FIG. 4.

5-Aza-CdR-induced degradation of DNMT1 occurs in the nucleus and can be blocked by a proteasomal inhibitor (lactacystin). (A) Western blot analysis of DNMT1 in nuclear and cytoplasmic fractions. Cells were treated with 20 μM lactacystin for 1 h prior to exposure to 5-aza-CdR (5 μM). Nuclear (100 μg of protein) and cytoplasmic (100 μg of protein) extracts from these cells were subjected to Western blot analysis with anti-DNMT1, anti-Ku70, and anti-GAPDH antibodies. (B) Immunofluorescence staining of DNMT1 and DNMT3A in HeLa cells.
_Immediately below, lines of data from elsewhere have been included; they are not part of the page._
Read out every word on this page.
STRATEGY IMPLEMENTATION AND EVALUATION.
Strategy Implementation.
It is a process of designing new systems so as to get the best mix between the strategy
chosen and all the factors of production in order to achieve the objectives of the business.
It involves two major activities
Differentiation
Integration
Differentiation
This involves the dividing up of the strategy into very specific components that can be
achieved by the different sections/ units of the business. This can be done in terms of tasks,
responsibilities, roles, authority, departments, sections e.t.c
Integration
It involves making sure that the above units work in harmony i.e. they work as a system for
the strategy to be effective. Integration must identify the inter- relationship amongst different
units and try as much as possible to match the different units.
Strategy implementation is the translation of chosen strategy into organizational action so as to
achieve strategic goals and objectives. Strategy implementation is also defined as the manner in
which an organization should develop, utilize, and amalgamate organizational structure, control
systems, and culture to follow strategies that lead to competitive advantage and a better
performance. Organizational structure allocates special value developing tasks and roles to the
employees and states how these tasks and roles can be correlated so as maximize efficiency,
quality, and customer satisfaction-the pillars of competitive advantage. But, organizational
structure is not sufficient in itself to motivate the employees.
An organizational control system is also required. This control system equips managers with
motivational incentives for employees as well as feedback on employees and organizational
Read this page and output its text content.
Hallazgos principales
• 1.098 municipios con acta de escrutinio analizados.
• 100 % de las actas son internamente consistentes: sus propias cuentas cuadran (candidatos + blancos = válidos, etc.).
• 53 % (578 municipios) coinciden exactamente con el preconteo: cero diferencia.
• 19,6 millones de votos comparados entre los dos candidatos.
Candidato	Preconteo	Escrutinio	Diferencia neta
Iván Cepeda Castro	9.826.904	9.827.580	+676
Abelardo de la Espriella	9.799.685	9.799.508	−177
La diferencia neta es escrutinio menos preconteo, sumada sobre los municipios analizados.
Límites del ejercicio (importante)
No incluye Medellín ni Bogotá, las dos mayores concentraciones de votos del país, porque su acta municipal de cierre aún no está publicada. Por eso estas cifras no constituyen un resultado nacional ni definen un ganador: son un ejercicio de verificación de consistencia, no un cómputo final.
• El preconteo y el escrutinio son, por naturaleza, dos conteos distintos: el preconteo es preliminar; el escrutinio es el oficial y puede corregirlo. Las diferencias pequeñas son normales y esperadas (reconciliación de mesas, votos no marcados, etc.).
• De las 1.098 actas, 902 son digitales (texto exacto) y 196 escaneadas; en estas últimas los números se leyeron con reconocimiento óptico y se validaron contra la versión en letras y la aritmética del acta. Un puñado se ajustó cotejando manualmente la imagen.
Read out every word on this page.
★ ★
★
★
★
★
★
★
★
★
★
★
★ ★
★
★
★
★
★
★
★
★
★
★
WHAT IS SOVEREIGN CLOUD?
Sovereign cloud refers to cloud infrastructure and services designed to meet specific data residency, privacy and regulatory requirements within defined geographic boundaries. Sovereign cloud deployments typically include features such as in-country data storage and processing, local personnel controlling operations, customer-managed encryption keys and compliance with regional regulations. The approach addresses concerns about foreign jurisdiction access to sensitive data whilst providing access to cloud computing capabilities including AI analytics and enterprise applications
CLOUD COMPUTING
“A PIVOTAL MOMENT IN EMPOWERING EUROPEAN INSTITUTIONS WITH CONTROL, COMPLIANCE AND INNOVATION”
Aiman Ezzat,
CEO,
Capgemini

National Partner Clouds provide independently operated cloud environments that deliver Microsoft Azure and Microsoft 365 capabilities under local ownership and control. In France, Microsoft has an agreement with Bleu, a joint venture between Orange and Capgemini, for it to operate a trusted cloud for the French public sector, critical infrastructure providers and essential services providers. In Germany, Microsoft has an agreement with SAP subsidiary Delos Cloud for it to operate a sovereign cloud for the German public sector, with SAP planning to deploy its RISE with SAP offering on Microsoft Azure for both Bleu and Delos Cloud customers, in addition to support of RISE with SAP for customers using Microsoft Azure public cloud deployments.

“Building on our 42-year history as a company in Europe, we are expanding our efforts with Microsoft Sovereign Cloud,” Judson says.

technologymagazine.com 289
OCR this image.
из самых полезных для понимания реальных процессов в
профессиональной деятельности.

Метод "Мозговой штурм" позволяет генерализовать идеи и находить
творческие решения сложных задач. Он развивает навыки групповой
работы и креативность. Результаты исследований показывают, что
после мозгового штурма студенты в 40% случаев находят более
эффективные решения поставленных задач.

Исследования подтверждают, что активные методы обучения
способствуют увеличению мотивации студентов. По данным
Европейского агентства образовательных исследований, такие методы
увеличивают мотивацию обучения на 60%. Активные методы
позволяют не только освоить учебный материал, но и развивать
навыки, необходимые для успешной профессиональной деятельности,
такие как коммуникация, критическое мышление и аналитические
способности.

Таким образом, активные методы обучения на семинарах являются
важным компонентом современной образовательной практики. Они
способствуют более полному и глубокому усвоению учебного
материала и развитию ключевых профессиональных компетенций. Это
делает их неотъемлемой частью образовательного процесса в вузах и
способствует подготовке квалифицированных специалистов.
Cells grown on coverslips were either left untreated or treated with 5-aza-CdR (5 μM) for various times. The fixed cells were stained with mouse anti-DNMT1 monoclonal antibodies (Imgenex) and rabbit anti-DNMT3A polyclonal antibodies followed by TRITC-conjugated anti-mouse immunoglobulin G (IgG) (for DNMT1) and FITC-conjugated anti-rabbit IgG (for DNMT3A). Nuclei were stained with 4′,6′-diamidino-2-phenylindole (DAPI) and visualized under a fluorescence microscope (Nikon Eclipse 800). (C) Endogenous nuclear Dnmt1 (Cos-7) but not cytoplasmic ectopic mouse Dnmt1 is sensitive to 5-aza-CdR-induced degradation. Cos-7 cells expressing nuclear localization signal-deleted Dnmt1-Flag (ΔNLS) were stained with rabbit anti-DNMT1 antibody (for endogenous enzyme) and mouse anti-Flag monoclonal antibody M2 (for ectopic Dnmt1). FITC-conjugated anti-rabbit IgG and TRITC-conjugated anti-mouse IgG were used to detect the respective proteins.